エレーン・ソロウェイ博士(左)とサラ・サロン博士

 より具体的には、過去の研究で確立された方法が用いられた。水、ホルモン、肥料の溶液に種を浸し、その後無菌の土壌に植える手法だ。

◆1000年の時を越えた芽生え

 数週間後、種は約1000年前の眠りから覚め、見事に発芽した。サロン博士はCNNに、「約5週間半経つと、この小さな芽が顔を出したのです」と語っている。発芽後は順調に成長した。ライブ・サイエンスによると、現在では人間の背丈を超え、約3メートルの高さにまで成長している。

 サロン博士は、その樹を「シェバ」と名付けた。樹液が樹枝状に固化した「バルサム」を、アラビアからソロモン王に献上した、シェバ女王(シバの女王とも)に敬意を表してのことだ。

(a)種まき前の古代の種子、(b)発芽5週間、上胚軸と種皮に覆われた子葉、(c)苗木(6ヶ月)、(d)樹皮が剥がれる(12年)、(e)細い毛のある葉(12年)、(f)成熟木(12年)|(a)および(cからf)はGuy Eisner氏より、(b)はElaine Solowey博士より

 シェバの成長過程を通じ、研究チームはその形態学的特性を丹念に観察した。シェバは薄い紙状の樹皮を持ち、緑色の表皮が露出している。落葉性であり、12月から4月の涼しい時期に葉を落とすことが分かった。

 ただしCNNによると、まだ花を咲かせたり種子を実らせたりしていない。このため、研究チームをもってしても完全な同定にはいまだ至っていないという。

◆聖書の治療薬「ツォリ」を分泌か

 一方、研究チームはシェバを、聖書に登場する「ツォリ」に関連がある可能性があると考えている。ツォリは聖書、特に創世記やエレミヤ書、エゼキエル書に登場する、治癒効果のある樹脂だ。米フォーブス誌によると、ツォリは古代世界で高く評価され、ローマ帝国全体に輸出されていた。

 エルサレム・ポスト紙は、その正体は長い間議論の的となってきたと振り返る。シェバの発見により、ツォリの正体がシェバから採れた樹脂である可能性が出てきた。

 研究チームは、ツォリの産出源と考えられる根拠として、その化学的特性、さらにはシェバの発見場所を挙げている。シェバの樹脂を分析した結果、抗炎症作用と抗がん作用を持つ化合物が含まれることが判明している。古代におけるツォリの治癒効果と一致するとエルサレム・ポスト紙は指摘する。

香りのする樹脂が取れるコミフォラ属の植物|Giovanni Seabra Baylao / Shutterstock.com

◆絶滅種がよみがえった可能性

 また、シェバの種子が見つかったユダヤ砂漠の洞窟は古代において、重要な交易路に位置していた。ある生態学者はフォーブス誌への寄稿で、従ってツォリもこの地域で取引されていた可能性があると指摘する。

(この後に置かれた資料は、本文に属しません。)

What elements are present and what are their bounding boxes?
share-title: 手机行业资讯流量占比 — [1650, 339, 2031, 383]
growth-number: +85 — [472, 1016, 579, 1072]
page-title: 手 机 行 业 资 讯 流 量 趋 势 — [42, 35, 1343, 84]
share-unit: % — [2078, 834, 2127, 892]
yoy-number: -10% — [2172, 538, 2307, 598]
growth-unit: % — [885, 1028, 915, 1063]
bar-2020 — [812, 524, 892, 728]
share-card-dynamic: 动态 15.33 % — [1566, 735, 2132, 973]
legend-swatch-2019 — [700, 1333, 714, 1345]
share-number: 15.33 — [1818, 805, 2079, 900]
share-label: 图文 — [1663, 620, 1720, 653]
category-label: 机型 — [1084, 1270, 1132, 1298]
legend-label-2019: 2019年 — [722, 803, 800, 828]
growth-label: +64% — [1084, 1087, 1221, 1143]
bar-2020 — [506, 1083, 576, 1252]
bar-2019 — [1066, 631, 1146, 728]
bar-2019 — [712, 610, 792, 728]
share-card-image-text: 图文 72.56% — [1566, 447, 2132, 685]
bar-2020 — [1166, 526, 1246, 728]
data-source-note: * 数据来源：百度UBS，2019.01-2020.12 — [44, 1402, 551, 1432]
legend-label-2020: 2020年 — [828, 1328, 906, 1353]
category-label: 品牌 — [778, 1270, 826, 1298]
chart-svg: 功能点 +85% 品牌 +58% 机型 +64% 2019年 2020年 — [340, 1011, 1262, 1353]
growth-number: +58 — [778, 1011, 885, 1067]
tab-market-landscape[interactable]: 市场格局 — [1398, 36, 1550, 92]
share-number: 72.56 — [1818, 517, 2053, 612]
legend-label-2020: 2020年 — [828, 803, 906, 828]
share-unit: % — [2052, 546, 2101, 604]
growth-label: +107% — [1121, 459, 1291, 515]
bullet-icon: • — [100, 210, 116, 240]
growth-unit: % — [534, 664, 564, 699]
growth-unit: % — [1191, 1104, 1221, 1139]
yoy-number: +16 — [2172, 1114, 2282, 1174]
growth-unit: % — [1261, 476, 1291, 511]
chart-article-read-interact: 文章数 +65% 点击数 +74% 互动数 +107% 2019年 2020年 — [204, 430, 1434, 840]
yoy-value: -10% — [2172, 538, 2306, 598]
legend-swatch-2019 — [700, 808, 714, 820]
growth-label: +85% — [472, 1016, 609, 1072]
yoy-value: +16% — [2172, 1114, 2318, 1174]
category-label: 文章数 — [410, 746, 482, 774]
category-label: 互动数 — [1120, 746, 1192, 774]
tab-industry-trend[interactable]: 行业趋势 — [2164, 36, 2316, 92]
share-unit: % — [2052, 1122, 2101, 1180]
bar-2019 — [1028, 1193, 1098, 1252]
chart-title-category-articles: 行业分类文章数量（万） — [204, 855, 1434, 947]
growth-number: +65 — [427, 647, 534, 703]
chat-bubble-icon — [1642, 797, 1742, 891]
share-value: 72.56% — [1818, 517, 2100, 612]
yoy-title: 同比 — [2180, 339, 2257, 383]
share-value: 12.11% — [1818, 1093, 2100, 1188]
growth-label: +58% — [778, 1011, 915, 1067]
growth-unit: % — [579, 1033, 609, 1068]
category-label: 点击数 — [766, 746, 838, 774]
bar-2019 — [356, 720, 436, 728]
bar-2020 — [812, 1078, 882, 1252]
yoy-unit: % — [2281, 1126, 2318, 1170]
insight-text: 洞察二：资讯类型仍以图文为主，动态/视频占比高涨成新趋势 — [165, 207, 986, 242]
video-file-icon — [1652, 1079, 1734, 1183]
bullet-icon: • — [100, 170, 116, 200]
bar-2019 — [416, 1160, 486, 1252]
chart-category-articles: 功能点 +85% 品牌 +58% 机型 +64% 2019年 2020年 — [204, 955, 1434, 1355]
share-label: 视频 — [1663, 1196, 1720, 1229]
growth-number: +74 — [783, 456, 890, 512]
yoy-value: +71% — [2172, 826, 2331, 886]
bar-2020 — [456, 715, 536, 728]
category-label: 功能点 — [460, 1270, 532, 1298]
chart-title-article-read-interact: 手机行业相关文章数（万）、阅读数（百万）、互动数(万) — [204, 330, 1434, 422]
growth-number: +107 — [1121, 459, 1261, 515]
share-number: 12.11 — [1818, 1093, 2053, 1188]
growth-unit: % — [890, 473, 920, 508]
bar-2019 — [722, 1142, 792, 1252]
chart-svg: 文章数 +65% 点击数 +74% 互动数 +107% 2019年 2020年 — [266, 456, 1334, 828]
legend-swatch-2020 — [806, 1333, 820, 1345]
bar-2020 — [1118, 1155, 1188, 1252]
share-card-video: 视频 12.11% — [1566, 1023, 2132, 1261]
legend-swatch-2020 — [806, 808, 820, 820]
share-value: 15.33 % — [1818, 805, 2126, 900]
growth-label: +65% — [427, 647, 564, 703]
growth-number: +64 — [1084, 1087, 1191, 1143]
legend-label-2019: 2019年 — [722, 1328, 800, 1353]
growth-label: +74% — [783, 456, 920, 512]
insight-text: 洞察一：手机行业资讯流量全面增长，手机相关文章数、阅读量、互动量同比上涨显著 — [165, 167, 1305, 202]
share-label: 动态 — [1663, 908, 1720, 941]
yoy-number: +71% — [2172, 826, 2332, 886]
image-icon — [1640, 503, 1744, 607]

 シェバはコミフォラ属に属することが確認されているが、その遺伝子は独特であり、既知のどの種とも一致しない。このことから、シェバはかつてその地域に生息していた絶滅種である可能性が高いことが示唆されるという。そうであれば今回の研究を通じ、絶滅種が古代の種から復活したことになる。

エルサレムのハダサ大学医療センター|ChameleonsEye / Shutterstock.com

 1000年ぶりに復活したシェバの樹は、現在も成長を続けている。今後の研究により、歴史的背景や薬効成分の詳細がさらに解明されることが期待される。